The private knowledge base construction or update detection process: when a private knowledge base is constructed or updated, carrying out compliance detection and user access authority check on an incoming document, judging whether the document has illegal information or unauthorized access, if not, storing the document, document content and related parameters into the knowledge base, if so, prompting that the document has related risks, confirming the user authority, recording related processing logs, marking the document, document content risk level and user level information after the user is authorized, and storing the document, the document content and related parameters into the knowledge base;

The function module invokes an interaction detection process: when the large language model calls the functional module, performing compliance detection, trusted source detection and content authenticity detection on the functional data interactively returned by the functional module, judging whether illegal information, an untrusted source and false content exist in the functional data, and if yes, filtering the functional data.
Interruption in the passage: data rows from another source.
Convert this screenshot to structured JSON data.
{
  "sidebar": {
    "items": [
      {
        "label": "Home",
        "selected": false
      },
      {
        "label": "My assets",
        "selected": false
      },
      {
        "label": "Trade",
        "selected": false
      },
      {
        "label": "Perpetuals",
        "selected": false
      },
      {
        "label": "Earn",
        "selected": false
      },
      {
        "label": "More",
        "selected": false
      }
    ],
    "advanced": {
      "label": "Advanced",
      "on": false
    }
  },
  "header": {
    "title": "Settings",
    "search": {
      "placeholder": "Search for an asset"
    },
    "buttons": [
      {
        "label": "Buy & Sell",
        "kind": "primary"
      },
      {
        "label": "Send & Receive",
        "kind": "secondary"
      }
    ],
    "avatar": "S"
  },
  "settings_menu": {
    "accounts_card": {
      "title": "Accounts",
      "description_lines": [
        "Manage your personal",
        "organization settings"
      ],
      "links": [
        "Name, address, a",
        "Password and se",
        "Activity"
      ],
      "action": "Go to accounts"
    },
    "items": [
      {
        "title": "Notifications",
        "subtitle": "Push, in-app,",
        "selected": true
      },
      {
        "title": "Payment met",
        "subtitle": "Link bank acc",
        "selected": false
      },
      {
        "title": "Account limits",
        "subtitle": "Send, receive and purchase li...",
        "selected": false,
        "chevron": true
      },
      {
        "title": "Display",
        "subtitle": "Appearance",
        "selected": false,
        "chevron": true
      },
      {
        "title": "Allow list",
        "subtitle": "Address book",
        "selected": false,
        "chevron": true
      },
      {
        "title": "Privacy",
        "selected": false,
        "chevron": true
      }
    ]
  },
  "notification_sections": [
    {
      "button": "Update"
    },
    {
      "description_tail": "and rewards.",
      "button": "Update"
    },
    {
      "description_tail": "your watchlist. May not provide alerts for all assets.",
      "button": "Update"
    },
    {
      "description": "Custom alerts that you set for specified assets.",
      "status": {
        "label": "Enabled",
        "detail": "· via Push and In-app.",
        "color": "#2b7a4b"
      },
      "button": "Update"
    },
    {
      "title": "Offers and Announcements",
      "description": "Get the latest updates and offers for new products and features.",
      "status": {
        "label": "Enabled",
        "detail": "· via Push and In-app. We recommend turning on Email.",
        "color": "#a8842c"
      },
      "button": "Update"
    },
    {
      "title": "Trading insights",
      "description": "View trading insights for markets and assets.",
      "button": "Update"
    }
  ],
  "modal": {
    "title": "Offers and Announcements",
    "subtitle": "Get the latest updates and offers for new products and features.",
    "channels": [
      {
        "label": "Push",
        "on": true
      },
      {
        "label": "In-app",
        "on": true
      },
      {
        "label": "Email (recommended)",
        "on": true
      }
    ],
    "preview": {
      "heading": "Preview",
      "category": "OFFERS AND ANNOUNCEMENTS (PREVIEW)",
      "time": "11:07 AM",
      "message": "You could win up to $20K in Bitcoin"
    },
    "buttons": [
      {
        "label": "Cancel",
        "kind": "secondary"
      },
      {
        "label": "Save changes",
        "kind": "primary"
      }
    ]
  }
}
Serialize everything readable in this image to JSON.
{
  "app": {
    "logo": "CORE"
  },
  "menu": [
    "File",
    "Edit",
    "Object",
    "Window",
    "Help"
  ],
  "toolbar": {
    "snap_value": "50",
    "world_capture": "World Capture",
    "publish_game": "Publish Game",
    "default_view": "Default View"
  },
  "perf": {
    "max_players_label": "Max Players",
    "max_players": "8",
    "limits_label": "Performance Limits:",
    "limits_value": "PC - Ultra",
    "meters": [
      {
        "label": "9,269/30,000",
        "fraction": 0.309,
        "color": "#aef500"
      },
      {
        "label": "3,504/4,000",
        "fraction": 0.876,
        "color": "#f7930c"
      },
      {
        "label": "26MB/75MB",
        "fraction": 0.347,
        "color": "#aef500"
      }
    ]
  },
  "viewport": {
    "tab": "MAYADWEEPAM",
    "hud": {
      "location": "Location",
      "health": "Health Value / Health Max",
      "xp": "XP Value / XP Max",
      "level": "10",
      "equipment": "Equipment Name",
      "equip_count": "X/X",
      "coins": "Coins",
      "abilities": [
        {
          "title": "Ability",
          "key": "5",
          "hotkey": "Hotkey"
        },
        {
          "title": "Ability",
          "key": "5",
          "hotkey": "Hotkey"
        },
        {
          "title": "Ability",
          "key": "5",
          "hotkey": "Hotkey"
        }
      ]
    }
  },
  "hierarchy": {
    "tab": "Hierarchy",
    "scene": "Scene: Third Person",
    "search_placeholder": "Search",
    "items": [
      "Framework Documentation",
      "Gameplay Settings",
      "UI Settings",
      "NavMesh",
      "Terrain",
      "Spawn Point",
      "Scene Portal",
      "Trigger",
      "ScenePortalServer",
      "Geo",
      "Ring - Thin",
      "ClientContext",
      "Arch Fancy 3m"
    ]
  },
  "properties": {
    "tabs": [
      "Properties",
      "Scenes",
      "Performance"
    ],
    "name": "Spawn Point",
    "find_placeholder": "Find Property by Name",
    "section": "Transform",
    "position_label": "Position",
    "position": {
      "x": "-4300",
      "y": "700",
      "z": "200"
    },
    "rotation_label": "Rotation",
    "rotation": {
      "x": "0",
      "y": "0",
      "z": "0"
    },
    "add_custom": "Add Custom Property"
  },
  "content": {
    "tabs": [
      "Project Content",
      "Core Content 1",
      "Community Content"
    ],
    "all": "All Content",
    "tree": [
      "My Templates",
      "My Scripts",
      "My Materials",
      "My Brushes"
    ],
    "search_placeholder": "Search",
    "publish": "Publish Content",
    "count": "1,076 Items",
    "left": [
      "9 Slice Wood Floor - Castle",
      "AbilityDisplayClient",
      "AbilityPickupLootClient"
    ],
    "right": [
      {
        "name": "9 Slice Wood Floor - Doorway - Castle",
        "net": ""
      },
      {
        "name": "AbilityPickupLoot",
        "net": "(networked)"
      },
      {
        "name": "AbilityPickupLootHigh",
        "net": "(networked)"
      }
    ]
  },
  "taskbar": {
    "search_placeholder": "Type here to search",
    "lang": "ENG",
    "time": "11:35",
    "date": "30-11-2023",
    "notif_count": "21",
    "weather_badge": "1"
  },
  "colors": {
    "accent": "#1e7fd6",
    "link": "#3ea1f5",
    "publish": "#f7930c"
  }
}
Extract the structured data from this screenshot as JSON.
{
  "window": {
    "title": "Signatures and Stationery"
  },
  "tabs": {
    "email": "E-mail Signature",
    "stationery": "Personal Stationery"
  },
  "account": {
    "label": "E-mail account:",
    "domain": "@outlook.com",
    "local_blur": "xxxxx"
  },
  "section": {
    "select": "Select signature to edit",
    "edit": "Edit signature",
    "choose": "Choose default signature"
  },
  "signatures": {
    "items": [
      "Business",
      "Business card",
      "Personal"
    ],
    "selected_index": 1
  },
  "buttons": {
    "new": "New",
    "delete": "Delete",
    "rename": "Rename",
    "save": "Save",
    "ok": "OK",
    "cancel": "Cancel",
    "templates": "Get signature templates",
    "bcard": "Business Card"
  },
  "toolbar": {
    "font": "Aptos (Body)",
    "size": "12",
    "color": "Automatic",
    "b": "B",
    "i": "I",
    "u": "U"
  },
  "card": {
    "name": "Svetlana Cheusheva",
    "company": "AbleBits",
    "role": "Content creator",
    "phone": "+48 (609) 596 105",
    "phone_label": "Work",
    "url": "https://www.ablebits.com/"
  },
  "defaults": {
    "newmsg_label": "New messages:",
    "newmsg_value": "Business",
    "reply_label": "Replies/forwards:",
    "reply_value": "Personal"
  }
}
5. A compliance detection device of large language model data interaction is characterized in that: the system comprises a user interaction detection module, wherein the user interaction detection module is used for executing the following steps:

S5, outputting the processing result;

6. The compliance testing system for large language model data interactions of claim 5, wherein: the user interaction detection module is further configured to execute the following steps after executing the step S1:

7. The compliance testing system of claim 6, wherein said compliance testing system further comprises: the user interaction detection module is further used for:

8. The compliance testing system for large language model data interactions of claim 5, wherein: also included is at least one of the following modules:

The private knowledge base construction or update detection module: the method comprises the steps of when a private knowledge base is constructed or updated, carrying out compliance detection and user access authority check on an incoming document, judging whether the document has illegal information or unauthorized access, if not, storing the document, document content and related parameters into the knowledge base, if so, prompting that the document has related risks, confirming the user authority, recording related processing logs, marking the document, document content risk level and user level information after the user authority is authorized, and storing the document, the document content and related parameters into the knowledge base;

external data access interaction detection module: when the large language model accesses an external data source, performing compliance detection, trusted source detection and content authenticity detection on the external data returned by interaction, judging whether the external data has illegal information, an untrusted source and false content, if yes, filtering the external data, if yes, judging whether the external data has illegal information, an untrusted source and false content;

the function module calls the interaction detection module: and when the large language model calls the functional module, performing compliance detection, trusted source detection and content authenticity detection on the functional data interactively returned by the functional module, judging whether the functional data has illegal information, unreliable sources and false content, and if so, filtering the functional data.

9. An electronic device comprising a memory, a processor and a computer program stored on the memory and executable on the processor, wherein the processor implements the method of any one of claims 1 to 4 when the program is executed by the processor.

10. A computer readable storage medium, on which a computer program is stored, characterized in that the program, when being executed by a processor, implements the method according to any one of claims 1 to 4.